Injuries and such have caused some problems in the 17 months the Knicks have had Melo, but you can't help but wonder what could have been if they had just gone with what was working for them before the trade.

It's impossible to say for sure, but it's certainly an idea worth exploring.

For starters, the fate of Coach D'Antoni would have been a lot different. In Raymond Felton, D'Antoni had a point guard perfectly suited to his system, and as a result, it flourished.

Melo was never a good fit for D'Antoni's "seven seconds or less" offense, and the two were far from a match made in heaven.

Since acquiring Anthony, D'Antoni's reputation has gone way down hill.  But it was hard for his system to be implemented without a true point guard and with the team being built around a player more suited to isolation basketball.

Along with D'Antoni, its likely that Donnie Walsh—the man who orchestrated the Knicks' revival—would have stayed in his role as President of Basketball Operations, as it appears he may not have been completely on board with the pursuit of Anthony.

The Knicks' squad at the time wasn't yet a title contender, but Walsh may well have been able to bolster the squad in the offseason without giving away so much talent if he had been given the opportunity.

With Walsh and D'Antoni staying in place for a little longer, the Knicks could have built a deep roster that was suited to their coaches' preferred style of play—much like the one that has been built over in Denver.

Since acquiring Melo, the most significant thing we've seen on the court so far has been the drop in form of Amar'e Stoudemire.

After looking like an MVP candidate in the early portion of that 2010-11 season, STAT has not looked the same since, and his chemistry issues with Anthony have been well-documented.

Stoudemire is now coming off the worst season of his career, which shockingly comes after what was his best season. This can mostly be blamed on the acquisition of Anthony.

Obviously, Stoudemire's injuries have contributed somewhat to his downfall, but more so it's been his inability to mesh with Melo.

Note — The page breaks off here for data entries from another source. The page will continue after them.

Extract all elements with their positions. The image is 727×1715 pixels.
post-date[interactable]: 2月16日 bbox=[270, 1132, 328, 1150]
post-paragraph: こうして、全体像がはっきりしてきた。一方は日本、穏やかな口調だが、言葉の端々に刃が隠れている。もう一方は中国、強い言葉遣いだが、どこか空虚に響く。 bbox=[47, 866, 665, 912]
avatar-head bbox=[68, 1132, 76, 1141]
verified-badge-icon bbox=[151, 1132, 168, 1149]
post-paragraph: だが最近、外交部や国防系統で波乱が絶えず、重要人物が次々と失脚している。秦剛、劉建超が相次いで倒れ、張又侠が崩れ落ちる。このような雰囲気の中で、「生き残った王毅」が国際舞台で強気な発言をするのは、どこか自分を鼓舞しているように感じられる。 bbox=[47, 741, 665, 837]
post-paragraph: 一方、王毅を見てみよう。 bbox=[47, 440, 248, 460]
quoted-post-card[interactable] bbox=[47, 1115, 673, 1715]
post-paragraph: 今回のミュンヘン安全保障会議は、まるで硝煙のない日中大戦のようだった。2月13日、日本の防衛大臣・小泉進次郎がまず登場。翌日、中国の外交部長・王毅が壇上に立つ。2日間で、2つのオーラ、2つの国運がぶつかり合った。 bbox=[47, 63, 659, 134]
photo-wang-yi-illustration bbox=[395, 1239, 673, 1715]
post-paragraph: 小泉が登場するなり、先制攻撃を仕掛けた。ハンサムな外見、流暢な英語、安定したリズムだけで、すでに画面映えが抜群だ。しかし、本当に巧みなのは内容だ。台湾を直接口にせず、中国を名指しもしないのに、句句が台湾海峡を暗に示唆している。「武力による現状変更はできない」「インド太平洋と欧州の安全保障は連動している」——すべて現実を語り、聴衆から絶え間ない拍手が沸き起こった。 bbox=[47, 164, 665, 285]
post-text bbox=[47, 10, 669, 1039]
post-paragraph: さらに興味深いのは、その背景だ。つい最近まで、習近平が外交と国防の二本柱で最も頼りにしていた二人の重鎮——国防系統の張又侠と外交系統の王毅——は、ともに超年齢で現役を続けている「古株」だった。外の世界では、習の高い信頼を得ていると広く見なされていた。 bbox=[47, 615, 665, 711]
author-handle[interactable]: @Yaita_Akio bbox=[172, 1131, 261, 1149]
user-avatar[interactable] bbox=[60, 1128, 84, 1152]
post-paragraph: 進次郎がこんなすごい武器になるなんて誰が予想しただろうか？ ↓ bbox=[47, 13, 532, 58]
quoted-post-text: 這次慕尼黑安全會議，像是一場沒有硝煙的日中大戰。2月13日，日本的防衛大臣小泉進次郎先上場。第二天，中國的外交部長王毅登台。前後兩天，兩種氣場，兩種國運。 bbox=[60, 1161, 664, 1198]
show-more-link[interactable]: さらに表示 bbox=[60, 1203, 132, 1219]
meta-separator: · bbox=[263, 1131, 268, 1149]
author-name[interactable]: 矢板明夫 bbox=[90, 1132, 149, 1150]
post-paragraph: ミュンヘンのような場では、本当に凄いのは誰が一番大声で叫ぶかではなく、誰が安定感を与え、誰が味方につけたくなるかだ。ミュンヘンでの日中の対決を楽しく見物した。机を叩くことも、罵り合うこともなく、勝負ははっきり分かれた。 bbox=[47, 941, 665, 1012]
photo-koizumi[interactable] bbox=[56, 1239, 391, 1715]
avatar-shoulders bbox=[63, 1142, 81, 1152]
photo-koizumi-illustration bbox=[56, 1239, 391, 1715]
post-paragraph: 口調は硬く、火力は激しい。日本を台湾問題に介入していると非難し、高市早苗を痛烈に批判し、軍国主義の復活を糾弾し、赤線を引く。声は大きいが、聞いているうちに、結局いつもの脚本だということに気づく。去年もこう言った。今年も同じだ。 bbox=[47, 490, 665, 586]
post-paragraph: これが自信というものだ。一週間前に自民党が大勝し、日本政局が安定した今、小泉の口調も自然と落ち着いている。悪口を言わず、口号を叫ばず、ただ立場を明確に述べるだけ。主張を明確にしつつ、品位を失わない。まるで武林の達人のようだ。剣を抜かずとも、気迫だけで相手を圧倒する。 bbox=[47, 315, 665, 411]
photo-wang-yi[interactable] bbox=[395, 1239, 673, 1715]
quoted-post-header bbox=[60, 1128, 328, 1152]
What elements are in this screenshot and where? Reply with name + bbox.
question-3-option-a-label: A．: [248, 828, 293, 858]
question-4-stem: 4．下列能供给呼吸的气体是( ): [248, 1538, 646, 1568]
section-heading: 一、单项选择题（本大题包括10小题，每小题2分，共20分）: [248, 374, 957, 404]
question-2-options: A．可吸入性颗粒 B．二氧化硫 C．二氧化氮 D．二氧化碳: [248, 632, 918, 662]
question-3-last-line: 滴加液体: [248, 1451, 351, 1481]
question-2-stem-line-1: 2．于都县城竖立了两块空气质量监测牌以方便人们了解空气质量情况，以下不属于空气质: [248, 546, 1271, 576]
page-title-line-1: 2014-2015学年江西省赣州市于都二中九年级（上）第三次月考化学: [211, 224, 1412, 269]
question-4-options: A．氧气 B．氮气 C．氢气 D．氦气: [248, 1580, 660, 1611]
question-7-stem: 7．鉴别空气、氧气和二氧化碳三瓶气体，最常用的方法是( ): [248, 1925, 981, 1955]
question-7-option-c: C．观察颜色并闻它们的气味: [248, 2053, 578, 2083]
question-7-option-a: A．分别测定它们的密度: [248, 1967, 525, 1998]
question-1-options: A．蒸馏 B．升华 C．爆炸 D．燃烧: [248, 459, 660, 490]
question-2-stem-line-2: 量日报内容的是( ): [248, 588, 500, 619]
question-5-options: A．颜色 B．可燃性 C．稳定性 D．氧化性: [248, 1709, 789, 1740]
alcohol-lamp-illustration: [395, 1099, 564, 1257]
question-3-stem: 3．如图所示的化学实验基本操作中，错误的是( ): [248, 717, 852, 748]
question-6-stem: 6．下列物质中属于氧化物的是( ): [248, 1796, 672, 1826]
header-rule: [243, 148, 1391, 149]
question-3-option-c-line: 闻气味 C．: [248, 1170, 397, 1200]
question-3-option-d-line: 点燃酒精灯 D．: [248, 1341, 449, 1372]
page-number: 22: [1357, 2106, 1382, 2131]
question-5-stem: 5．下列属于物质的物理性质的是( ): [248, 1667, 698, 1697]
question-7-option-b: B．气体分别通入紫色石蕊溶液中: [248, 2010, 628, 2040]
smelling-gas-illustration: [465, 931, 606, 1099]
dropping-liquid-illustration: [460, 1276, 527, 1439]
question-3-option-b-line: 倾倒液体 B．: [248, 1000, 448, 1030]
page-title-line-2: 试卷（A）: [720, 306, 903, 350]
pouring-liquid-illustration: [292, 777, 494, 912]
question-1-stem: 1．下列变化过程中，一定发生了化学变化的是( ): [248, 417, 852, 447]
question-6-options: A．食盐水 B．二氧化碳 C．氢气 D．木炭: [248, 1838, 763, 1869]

D'Antoni, Walsh and Stoudemire were the men most responsible for the Knicks' early success in 2010-11, but the acquisition of Melo has forced two of them to leave, with the third having his influence on the team greatly diminished.

Had the three stayed in their roles, things could be greatly different for the Knicks here a year-and-a-half on. It's not hard to see that the Knicks would at the very least be better than the seventh seed in the Eastern Conference.

That said, it's unfair to paint the trade in a completely negative light.

Success in the modern-day NBA appears to come down to having multiple superstars rather than simply having depth. Besides the Dallas Mavericks, the last few world champions have shown just that.

And though the post-Melo trade Knicks have not yet lived up to expectations, they've yet to have a full season and training camp together to work things out. The 2012-13 campaign could be their chance to finally get it together.

If they can stay healthy, today's Knicks may end up proving Dolan right after all, even if their play so far has shown otherwise.

As a playoff team with a talented roster, things are not as bad for the Knicks as people like to make out. The trade could yet pay dividends.

The Knicks may well have had success had they not traded for Melo, but it remains to be seen just how successful they'll be with Melo in place.

Entering the first full season of the Carmelo Anthony era, it shouldn't be too long before we find out.